Okay, so maybe I’m still feeling aggressive because of the steroid shot I got yesterday, but I’ve got fire burning and I want to let it out! Watch out AP Statistics exam, hear me roar! I will note that I actually expect to be roundly disagreed with on this one, and I can totally accept that. The confidence interval problem I think is a real one. This one is more questionable.

Last year, the AP Statistics exam had a question that I honestly think/thought is awesome. Zuties!

Everybody liked this problem, but I don’t think the scores were good. Part (a) required a chi-squared test of association/independence for full credit (3 out of 4 points) which was not necessarily obvious to all students. So my argument here is with “convincing statistical evidence”. Apparently in AP Stats world, that has become secret code for “do a test” but I would like to argue that is not a good thing. This sort of universal “testing is the only way!” argument is what has led to the over-use of p-values as a measure of success in scientific journals, the rise of p-hacking, and in general the lack of understanding of the nuances of statistical arguments in scientific papers, not to mention contributing to the problem that people reading the articles (e.g untrained journalists) not really understanding the results and sensationalizing them. THERE ARE OTHER WAYS.

For example, consider this bar graph:

That is a lovely bar graph. And from that bar graph it is *incredibly obvious* that the apple ad group is REALLY different from the other two. I don’t need to run a test to know that. It’s clear. We spend a lot of time in early chapters talking about interpreting these bar graphs, and this is the kind of thing we ask: “Is there a relationship between type of ad and Zuties chosen?” is an easily, comfortably answerable question here without running a test. And I think it is statistically convincing. I am convinced by these statistics, and I think anybody would be.

We should only need to run a test in situations where the difference is not obvious. If the middle one were 18 chocolate and 7 apple, then I’d say “hmm. It’s hard to tell if they are different enough to matter..” and a hypothesis test would be needed. But this one is obvious. And I know I’m right, because if you DO run the test the p-value is, I kid you not, *0.006*. That is INCREDIBLY tiny in AP Stat terms. This difference is HUGE. Saying that we needed a test to confirm that is the height of p-value worship and distrust of reasonable interpretation.

Moreover, if a qualitative answer is allowed and used for the first question, then the second question becomes more obvious. the choco-zuties ad didn’t really change any minds relative to no ad, so there’s no real reason to run choco-zuties commercials, but the apple-zuties ad clearly changes things. That is a qualititative answer, based on the bar graph, and IS what the second question wanted. All that work to get a p-value just to confirm something obvious that doesn’t actually help answer the most interesting question about this data.

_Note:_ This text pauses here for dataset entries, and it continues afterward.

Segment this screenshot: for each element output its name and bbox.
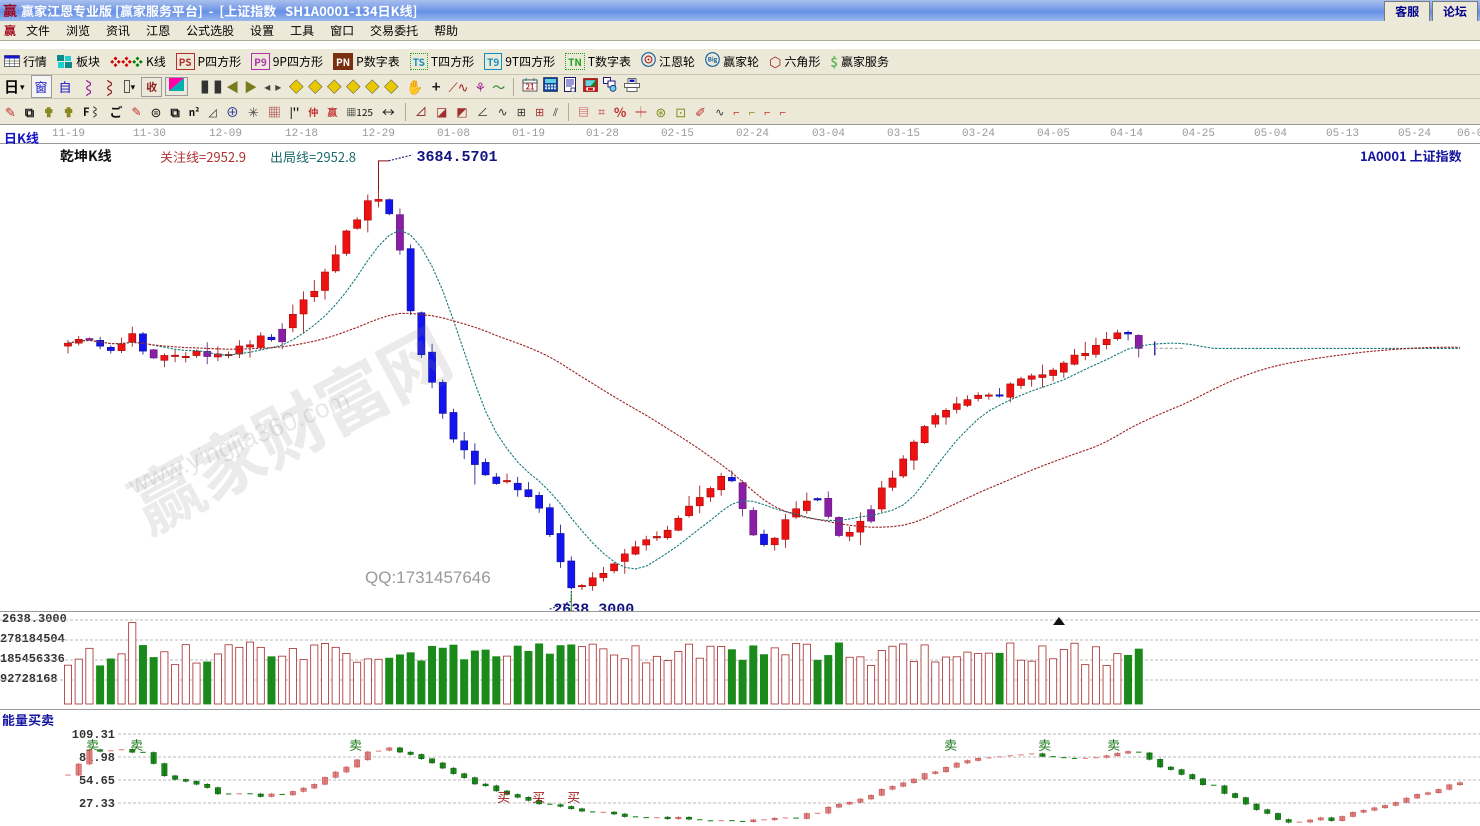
svg-text:3684.5701: 3684.5701 xyxy=(417,149,498,166)
svg-text:买: 买 xyxy=(532,787,545,806)
svg-text:卖: 卖 xyxy=(130,735,143,754)
svg-text:卖: 卖 xyxy=(349,735,362,754)
svg-text:Big: Big xyxy=(708,55,718,64)
svg-text:买: 买 xyxy=(497,787,510,806)
svg-text:买: 买 xyxy=(567,787,580,806)
svg-text:卖: 卖 xyxy=(944,735,957,754)
svg-text:21: 21 xyxy=(526,82,535,93)
svg-text:卖: 卖 xyxy=(86,735,99,754)
svg-text:卖: 卖 xyxy=(1038,735,1051,754)
svg-text:卖: 卖 xyxy=(1107,735,1120,754)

In fact, that second question makes me think that a much more reasonable question in the first place was “Do the apple ads or chocolate ads seem to differ from the group that received no ads?” which could be quantitatively answered by two separate 2-prop-z-tests (or chi-square tests with one degree of freedom – or confidence intervals!) one of which would have a very high p-value (chocolate is close to none – honestly, too obvious to need a test) and one of which would have a very low one (apple very different from none – honestly, too obvious to need a test) and would have provided more useful quantitative evidence for this last question anyway.

Look, if the AP exam wants to make sure students run hypothesis tests, that is totally fine. But phrasing things as “convincing statistical evidence” when what you really mean is “run a hypothesis test” is NOT fair. There are many types of convincing statistical evidence. Most people are far more likely to be convinced by that bar graph than a p-value, and since the bar graph is not at all deceiving, that’s fine. My message to the AP exam is simply this: ask the question you mean. Say “Use an appropriate hypothesis test” if that’s what you want students to do. Or in a problem like this, just make the answer less obvious, so a test actually feels necessary. Because pretending that hypothesis tests are the only reasonably convincing statistical evidence available is, in my opinion, false.

I agree with you here. From an assessment point of view, however, I do think it’s nice that the AP gives scenarios that are really obviously significant (or not). In general, though, this question was not my favorite, by any stretch. The language was a little confusing and there was a lot of debate (even among the teachers and readers) about what could and should be communicated.